Quando si tratta di gestire il combustibile nucleare esausto, in alcuni paesi lo smaltimento geologico diretto è il metodo preferito. Degli scienziati finanziati dall’UE hanno sviluppato dei modelli realistici di come la dissoluzione colpisce la superficie del combustibile nucleare esausto che dovrebbero ridurre le incertezze e aumentare la sicurezza dei depositi sotterranei profondi.
Lo studio di sicurezza dello smaltimento geologico
Sono state condotte molte ricerche ed è stata accumulata una grande conoscenza sulla complessa interazione solido-fluido del materiale radioattivo e della naturale acqua di falda che entra nel contenitore del combustibile esausto. Tuttavia, ci sono ancora delle domande aperte. Tra queste c’è quella riguardante il modo in cui i risultati degli esperimenti di laboratorio possono essere tradotti nel reale ambiente del deposito.

Gli scienziati hanno iniziato il progetto REDUPP (“Reducing uncertainty in performance prediction”), finanziato dall’UE, per rispondere a due differenti aspetti di questa domanda. Il team ha studiato in che modo i risultati di esperimenti di dissoluzione relativamente a breve termine possono essere estrapolati e applicati ai tempi molto lunghi del processo nel deposito. Inoltre, essi hanno esaminato l’effetto di elementi in tracce trovati nell’acqua di falda naturale.

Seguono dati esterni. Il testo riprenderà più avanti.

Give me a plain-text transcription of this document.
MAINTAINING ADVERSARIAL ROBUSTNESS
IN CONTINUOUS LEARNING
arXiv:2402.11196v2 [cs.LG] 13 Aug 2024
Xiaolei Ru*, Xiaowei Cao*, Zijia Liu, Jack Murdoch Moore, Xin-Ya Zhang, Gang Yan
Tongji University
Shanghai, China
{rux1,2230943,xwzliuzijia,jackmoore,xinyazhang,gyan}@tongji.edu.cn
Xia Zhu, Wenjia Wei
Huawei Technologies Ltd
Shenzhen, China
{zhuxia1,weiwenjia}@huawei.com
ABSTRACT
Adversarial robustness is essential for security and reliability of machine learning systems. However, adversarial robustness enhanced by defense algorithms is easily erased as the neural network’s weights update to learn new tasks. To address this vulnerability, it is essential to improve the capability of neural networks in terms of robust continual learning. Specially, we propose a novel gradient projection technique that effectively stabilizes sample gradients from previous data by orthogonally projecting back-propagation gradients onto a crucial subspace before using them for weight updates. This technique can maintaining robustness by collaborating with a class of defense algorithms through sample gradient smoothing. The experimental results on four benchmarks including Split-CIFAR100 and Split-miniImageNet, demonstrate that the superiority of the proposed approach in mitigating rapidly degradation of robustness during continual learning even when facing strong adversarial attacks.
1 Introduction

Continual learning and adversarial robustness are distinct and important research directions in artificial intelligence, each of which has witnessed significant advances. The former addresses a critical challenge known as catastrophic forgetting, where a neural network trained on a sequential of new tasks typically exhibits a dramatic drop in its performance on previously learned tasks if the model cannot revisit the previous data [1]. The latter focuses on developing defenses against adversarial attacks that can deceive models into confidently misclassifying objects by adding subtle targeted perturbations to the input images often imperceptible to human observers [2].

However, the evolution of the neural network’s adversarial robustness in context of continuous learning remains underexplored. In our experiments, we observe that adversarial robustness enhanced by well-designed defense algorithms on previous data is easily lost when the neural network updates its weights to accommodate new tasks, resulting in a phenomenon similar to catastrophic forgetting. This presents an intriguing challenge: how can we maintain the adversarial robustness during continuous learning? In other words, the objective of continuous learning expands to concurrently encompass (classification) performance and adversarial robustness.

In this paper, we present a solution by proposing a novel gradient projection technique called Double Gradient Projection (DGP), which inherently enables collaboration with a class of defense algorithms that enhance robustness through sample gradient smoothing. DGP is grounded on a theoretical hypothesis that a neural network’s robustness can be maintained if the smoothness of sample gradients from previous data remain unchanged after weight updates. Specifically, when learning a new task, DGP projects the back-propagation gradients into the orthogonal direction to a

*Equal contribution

Il combustibile nucleare esausto è composto principalmente da ossido di uranio (UO2), che ha una struttura come quella della fluorite. La ricerca di REDUPP si è concentrata su una serie di materiali con strutture simili a quella della fluorite, tra cui ossido di cerio e fluoruro di calcio. Sono stati effettuati dei dettagliati esperimenti di dissoluzione in laboratorio usando campioni frammentati o ridotti in polvere che contenevano bordi taglienti e difetti. Durante la dissoluzione, i frammenti sono diventati più arrotondati.

Tra gli obbiettivi del progetto vi era quello di determinare in che modo questo graduale cambiamento della superficie del campione influenza il tasso di dissoluzione. Integrando i loro risultati sperimentali con la modellazione al computer, gli scienziati di REDUPP hanno sviluppato un modello teorico di come la struttura solida della superficie interagisce con l’acqua durante la dissoluzione del combustibile nucleare esausto nell’acqua di falda.

L’effetto della presenza di elementi in tracce è stato studiato usando dell’acqua di falda reale in esperimenti di dissoluzione con UO2. Precedenti esperimenti avevano usato dell’acqua di falda sintetica che possiede un composizione chimica differente rispetto a quella naturale. La mancanza di tutti gli elementi chimici che sono presenti nelle acque naturali aveva introdotto una incertezza non irrilevante negli sforzi di modellazione del passato che era necessario ridurre.

La solubilità estremamente bassa di alcuni dei materiali usati ha richiesto delle analisi accurate e precise delle soluzioni. Mediante la spettroscopia di massa a plasma accoppiato induttivamente a elevata risoluzione sono stati ottenuti dei dati analitici molto specifici. Il miglioramento delle banche dati relative alla dissoluzione del combustibile esausto è stato un altro risultato conseguito dal progetto REDUPP.

I risultati della ricerca di REDUPP sono interessanti sia per i dipartimenti di ricerca in tutto il mondo che per i portatori di interesse nell’industria della gestione del combustibile nucleare esausto. Ci si aspetta che collaborazioni come questa abbiano un impatto significativo non solo sulla questione fondamentale di come la struttura solida della superficie influisce sulla dissoluzione, ma anche nel ridurre le incertezze legate alle valutazioni della sicurezza dello smaltimento.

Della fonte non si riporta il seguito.